The minute he was behind the wheel of his Tahoe, Troy grabbed the file that lay on the passenger seat and searched for the two names. It took him a minute, but the stoner was there with address and phone number. He had been a sophomore that year. The second, the kid who might know who had been blackmailed, was there, too, but with no contact info. He’d been a junior, like Ben Gossett.
Unfortunately, the stoner lived in Maryland. Troy didn’t recognize the name of the town. After thinking it over, he placed the call. It would be almost 8:00 p.m. on the east coast, which increased the odds of catching the guy at home.
A woman answered. When he asked for Curtis Tucker, she said, “Just a moment, please,” and he heard her yell, “Curt! It’s for you.”
Troy waited a good minute before a man came on. “Yeah?”
“This is Detective John Troyer. I’m calling from Frenchman Lake, Washington. We’ve reopened the Mitchell King homicide and I’m contacting alumni all across the country in hopes of finding witnesses who didn’t come forward then. I’m interested in talking to anyone who knew King well, too.”
The silence had that bottomless feel that only happened during phone calls.
“So you just got to my name?” Tucker finally asked.
“Actually, I was steered to call you by someone who’d heard secondhand that you might have been at the gym that night but chose not to talk to police at the time.”
“Who...?” He broke off. “Never mind. It doesn’t matter. Yeah, I was there. If I’d seen someone kill the guy, I’d have come forward, but I didn’t.”
“I’m interested in what and who you did see,” Troy explained
patiently. “If you give me a new name who gives me a new name, eventually I may be able to learn something useful.”
“Okay, I get that. The thing is, I’d been smoking weed that night.” He half laughed. “I probably shouldn’t be telling you that.”
“It’s of interest to me only if it affected your ability to remember what you saw.”
“Yeah, well, I was relaxed, mostly. I spent some time in one of the small weight rooms lifting. After that I meant to take a sauna, but when I opened the door there were these two dudes in there, see. One of them was sitting, wearing only a towel. He was sweating like he’d been in there awhile. The other guy hadn’t stripped down, which was weird. I mean, he even had street shoes and socks on. I could tell I was interrupting something intense. The dude in the towel glared at me and said, ‘Do you mind?’ so I backed out. I showered and left.”

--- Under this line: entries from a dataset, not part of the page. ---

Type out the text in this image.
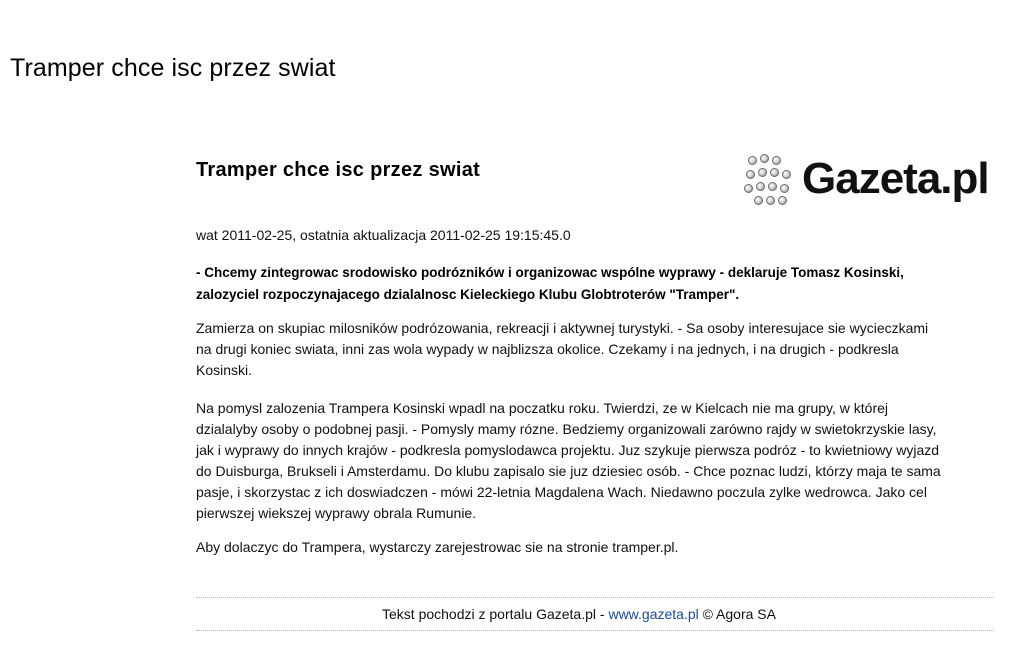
Tramper chce isc przez swiat
Tramper chce isc przez swiat	Gazeta.pl
wat 2011-02-25, ostatnia aktualizacja 2011-02-25 19:15:45.0
- Chcemy zintegrowac srodowisko podrózników i organizowac wspólne wyprawy - deklaruje Tomasz Kosinski,
zalozyciel rozpoczynajacego dzialalnosc Kieleckiego Klubu Globtroterów "Tramper".
Zamierza on skupiac milosników podrózowania, rekreacji i aktywnej turystyki. - Sa osoby interesujace sie wycieczkami
na drugi koniec swiata, inni zas wola wypady w najblizsza okolice. Czekamy i na jednych, i na drugich - podkresla
Kosinski.
Na pomysl zalozenia Trampera Kosinski wpadl na poczatku roku. Twierdzi, ze w Kielcach nie ma grupy, w której
dzialalyby osoby o podobnej pasji. - Pomysly mamy rózne. Bedziemy organizowali zarówno rajdy w swietokrzyskie lasy,
jak i wyprawy do innych krajów - podkresla pomyslodawca projektu. Juz szykuje pierwsza podróz - to kwietniowy wyjazd
do Duisburga, Brukseli i Amsterdamu. Do klubu zapisalo sie juz dziesiec osób. - Chce poznac ludzi, którzy maja te sama
pasje, i skorzystac z ich doswiadczen - mówi 22-letnia Magdalena Wach. Niedawno poczula zylke wedrowca. Jako cel
pierwszej wiekszej wyprawy obrala Rumunie.
Aby dolaczyc do Trampera, wystarczy zarejestrowac sie na stronie tramper.pl.
Tekst pochodzi z portalu Gazeta.pl - www.gazeta.pl © Agora SA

Troy questioned him further, and he remembered there was a second towel in a heap on the bench next to him, like maybe he’d been lying down and had his head on it.
“Did you know either of the two guys in the sauna?” Troy asked.
“Not then. I mean, they were familiar because, hey, Wakefield isn’t that big. You know?”
“Later?”
“The dude wearing the towel was Mitchell King. His picture was everywhere the next few days. Freaked me out, I can tell you.”
Troy knew that, in fact, King had been nude when he was murdered. A blood-soaked white towel had fallen to the floor below his body, found on one of the slatted-wood benches in the sauna. One towel, not two. The killer had to have taken the second one, likely to have bundled some of his own clothes. He couldn’t have inflicted that much damage without getting blood on himself. He’d avoided stepping in it, though; luminol had turned up no blood traces outside the sauna.
He worked hard to make his voice nonjudgmental. “And the other guy?”